Koma F für fünf Euro

Berlin Beatet Bestes. Folge 69. Deskonocidos live (2010).

Neulich war ich mit meiner Freundin auf einem Konzert von Sharon Jones & the Dap-Kings. Zu Recht hat sich die New Yorker Band mit ihrer mitreißenden, energiegeladenen Soulmusik in den letzten Jahren einen Namen gemacht. Die 53jährige Sharon Jones ist eine Ausnahme­erscheinung, die sogar ihre Ansagen singt und dazu zwei Stunden lang ununterbrochen tanzt. Sie hat so viel Energie, dass ich nach dem Konzert dachte: Ich will nie wieder eine Frontperson mit weniger Energie sehen. Und auch meine Freundin und ich haben dazu herrlich getanzt.
Gestern war ich dann allein mal wieder auf einem Jungskonzert. In meinem Lieblingskeller Koma F. Draußen regnete es und war bitterkalt. Das Publikum war überschaubar. Zur selben Zeit spielte nämlich irgendwo in Berlin der ehema­lige Frontmann der legendären Anarcho-Punkband Crass, Steve Ignorant, in einer größeren Location. Also schlechte Voraussetzungen für einen Hardcore-Punkabend in einem feuchten Keller. Dennoch war es eine großartige Show. Überraschenderweise war die Frauenquote unter den Gästen an diesem Abend höher als sonst, und so wurde auch hier getanzt. Es spielten drei Gruppen: Images aus Hannover, Deskonocidos aus Texas und Reflections Of ­Internal Rain aus Serbien. Images machen hymnischen, technisch unglaublich versierten und tanzbaren Punk. Deskonocidos spielen sowohl melodischen Anarcho-Punk als auch düsteren Post-Punk, der an die Veröffentlichungen des Crass-Labels Mitte der Achtziger erinnerte. Allerdings singen die vier Latinos aus Austin, Texas, auf Spanisch. Die serbischen R.O.I.R. brachten den Abend dann mit ihrem explosiven und spielfreudigen modernen Hardcore zu einem furiosen Ende.
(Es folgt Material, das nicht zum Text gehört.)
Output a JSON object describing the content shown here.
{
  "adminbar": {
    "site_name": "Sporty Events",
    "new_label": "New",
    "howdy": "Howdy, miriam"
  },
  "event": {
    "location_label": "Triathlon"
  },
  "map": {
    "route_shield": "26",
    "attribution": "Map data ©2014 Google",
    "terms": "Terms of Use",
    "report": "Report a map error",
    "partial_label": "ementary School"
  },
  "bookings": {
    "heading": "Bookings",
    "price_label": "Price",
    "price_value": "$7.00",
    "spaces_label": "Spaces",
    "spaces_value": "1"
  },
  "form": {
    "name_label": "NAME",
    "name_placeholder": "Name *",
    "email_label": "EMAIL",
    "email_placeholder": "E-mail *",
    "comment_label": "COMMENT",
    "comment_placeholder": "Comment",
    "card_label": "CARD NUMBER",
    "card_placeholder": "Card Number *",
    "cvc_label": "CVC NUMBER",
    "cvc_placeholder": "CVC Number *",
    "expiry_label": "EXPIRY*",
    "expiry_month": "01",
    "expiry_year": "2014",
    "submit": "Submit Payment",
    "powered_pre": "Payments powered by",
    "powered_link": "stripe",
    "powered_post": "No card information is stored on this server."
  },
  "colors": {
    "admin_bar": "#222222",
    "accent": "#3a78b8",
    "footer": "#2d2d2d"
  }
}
Alle genannten Gruppen sind reine Independent-Bands. Selbst Sharon Jones & the Dap-Kings veröffentlichen ihre Platten auf ihrem eigenen Daptone Records Label. Das Sharon-Jones-Konzert kostete 35 Euro Eintritt, Steve Ignorant 15 Euro, die drei Bands im Koma F allerdings nur fünf Euro. Eigentlich kann das finanziell nicht funktionieren. Die Bands haben sicher draufgezahlt, haben also für uns Gäste mitbezahlt. Alle hatten Singles, LPs, CDs und T-Shirts im Angebot, wobei Singles meist vier bis fünf Euro kosten, LPs und T-Shirts zehn, die CD von R.O.I.R. sogar nur fünf Euro. Geld, das ohne Zwischenhändler direkt an die Bands geht und das sie für die Tour brauchen. Die wenigen Besucher haben ihr Möglichstes getan, ihnen etwas abzukaufen, aber die Situation der Do-It-Yourself-Szene scheint hoffnungslos. Ohne kontinuierliche Selbstausbeutung ist sie nicht zu betreiben. Die Leidenschaft, mit der sie trotz aller Widerstände und ohne große Werbung weltweit am Laufen gehalten wird, ist deshalb umso beeindruckender.
Meine Leidenschaft für die Untergrundszene hat in den vergangenen 25 Jahren immer mal wieder nachgelassen. Es ist den wenigen echten Fanatikern und Aktivisten zu verdanken, dass sie dennoch weiterlebt und ich Abende wie den gestrigen erleben kann: Ihr seid die Coolsten.